Roger's right arm encircled and supported the increasingly disoriented Cate. The noise from the traffic was now only a low rumble behind them. He took her past the line of boat sheds, and along the deserted road that ran between the river and the parkland. A bushy garden lay to their right. His senses were fully adjusted to the darkness. The adjacent park was deserted. Cate was easily led into the bushes. Leaves from the Liquid Ambers had created a bed-like carpet in the area behind the dense shrubbery of Camellia trees. The tall ground cover filtered out the distant street lighting.

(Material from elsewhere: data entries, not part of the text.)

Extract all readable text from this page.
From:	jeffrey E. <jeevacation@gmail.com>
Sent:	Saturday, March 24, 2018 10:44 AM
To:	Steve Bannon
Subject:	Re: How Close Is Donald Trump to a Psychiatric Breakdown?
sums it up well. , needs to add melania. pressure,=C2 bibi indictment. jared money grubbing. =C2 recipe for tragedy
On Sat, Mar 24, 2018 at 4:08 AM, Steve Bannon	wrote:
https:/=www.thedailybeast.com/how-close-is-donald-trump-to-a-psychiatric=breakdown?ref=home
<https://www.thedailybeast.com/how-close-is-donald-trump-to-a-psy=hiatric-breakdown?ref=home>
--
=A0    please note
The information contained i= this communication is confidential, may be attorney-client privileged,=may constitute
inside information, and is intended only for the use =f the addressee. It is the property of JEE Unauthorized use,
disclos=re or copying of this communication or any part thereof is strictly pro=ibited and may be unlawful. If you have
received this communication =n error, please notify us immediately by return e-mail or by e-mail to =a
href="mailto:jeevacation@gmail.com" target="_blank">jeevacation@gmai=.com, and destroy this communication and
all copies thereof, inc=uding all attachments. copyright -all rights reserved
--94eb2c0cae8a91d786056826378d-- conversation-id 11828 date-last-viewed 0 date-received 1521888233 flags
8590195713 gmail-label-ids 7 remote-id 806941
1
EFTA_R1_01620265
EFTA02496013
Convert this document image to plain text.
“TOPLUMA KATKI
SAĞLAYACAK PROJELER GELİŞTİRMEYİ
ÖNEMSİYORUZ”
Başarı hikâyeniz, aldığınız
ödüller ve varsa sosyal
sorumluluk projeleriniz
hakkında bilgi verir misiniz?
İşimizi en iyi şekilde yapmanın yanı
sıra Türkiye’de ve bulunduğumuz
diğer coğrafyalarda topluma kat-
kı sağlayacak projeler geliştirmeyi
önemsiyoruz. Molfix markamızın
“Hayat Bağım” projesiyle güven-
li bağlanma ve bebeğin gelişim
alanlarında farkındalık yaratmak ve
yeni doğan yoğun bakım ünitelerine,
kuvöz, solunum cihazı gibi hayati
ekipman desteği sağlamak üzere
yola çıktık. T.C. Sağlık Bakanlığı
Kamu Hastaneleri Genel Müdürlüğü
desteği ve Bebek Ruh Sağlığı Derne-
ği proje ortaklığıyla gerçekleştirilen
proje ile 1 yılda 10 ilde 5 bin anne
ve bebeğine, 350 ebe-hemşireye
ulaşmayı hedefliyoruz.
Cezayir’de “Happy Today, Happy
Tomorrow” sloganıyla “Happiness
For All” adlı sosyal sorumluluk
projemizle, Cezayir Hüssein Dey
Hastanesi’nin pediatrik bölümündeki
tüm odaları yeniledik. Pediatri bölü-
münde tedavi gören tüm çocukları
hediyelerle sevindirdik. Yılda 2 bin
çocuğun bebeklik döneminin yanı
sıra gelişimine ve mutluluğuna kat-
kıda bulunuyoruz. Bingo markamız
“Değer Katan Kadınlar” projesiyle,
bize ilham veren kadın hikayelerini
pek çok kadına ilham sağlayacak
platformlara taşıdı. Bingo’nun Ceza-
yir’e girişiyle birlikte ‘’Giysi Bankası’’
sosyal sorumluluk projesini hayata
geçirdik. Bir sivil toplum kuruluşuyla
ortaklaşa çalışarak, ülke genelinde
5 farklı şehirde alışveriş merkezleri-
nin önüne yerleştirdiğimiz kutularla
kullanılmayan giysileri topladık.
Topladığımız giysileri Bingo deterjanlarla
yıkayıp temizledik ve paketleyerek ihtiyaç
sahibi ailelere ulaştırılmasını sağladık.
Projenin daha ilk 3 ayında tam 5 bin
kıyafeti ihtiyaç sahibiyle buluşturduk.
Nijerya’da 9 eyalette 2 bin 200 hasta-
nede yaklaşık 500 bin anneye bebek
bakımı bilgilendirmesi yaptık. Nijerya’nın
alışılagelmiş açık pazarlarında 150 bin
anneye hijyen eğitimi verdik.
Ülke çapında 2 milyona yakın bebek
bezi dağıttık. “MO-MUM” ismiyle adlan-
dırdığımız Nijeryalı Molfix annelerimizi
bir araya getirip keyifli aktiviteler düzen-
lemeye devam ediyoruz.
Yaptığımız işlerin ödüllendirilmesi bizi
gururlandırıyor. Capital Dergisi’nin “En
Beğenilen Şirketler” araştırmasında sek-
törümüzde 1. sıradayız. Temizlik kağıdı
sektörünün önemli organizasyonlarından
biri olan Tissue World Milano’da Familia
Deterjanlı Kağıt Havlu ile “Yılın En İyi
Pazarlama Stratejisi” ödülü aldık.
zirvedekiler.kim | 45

They were now invisible to any potential passers by. Perfect!

He turned Cate to face him. He slipped his left arm around her, whilst his right hand traveled up and caressed her cheek. Arousal spread through her as she slipped her arms under his now open coat, and closed her eyes in anticipation. There was no warning. His right hand covered her mouth and pinched her nostrils shut between his thumb and first finger. She gasped for air, but his left arm held her firm. Her face was imprisoned in the thick leather glove.

"Ummmmm!" Her voice was inaudible as she tried to struggle to free herself. But her arms were trapped under the thick coat, so she produced little resistance. As her legs began to buckle, he carried her weight. Cate slipped into unconsciousness.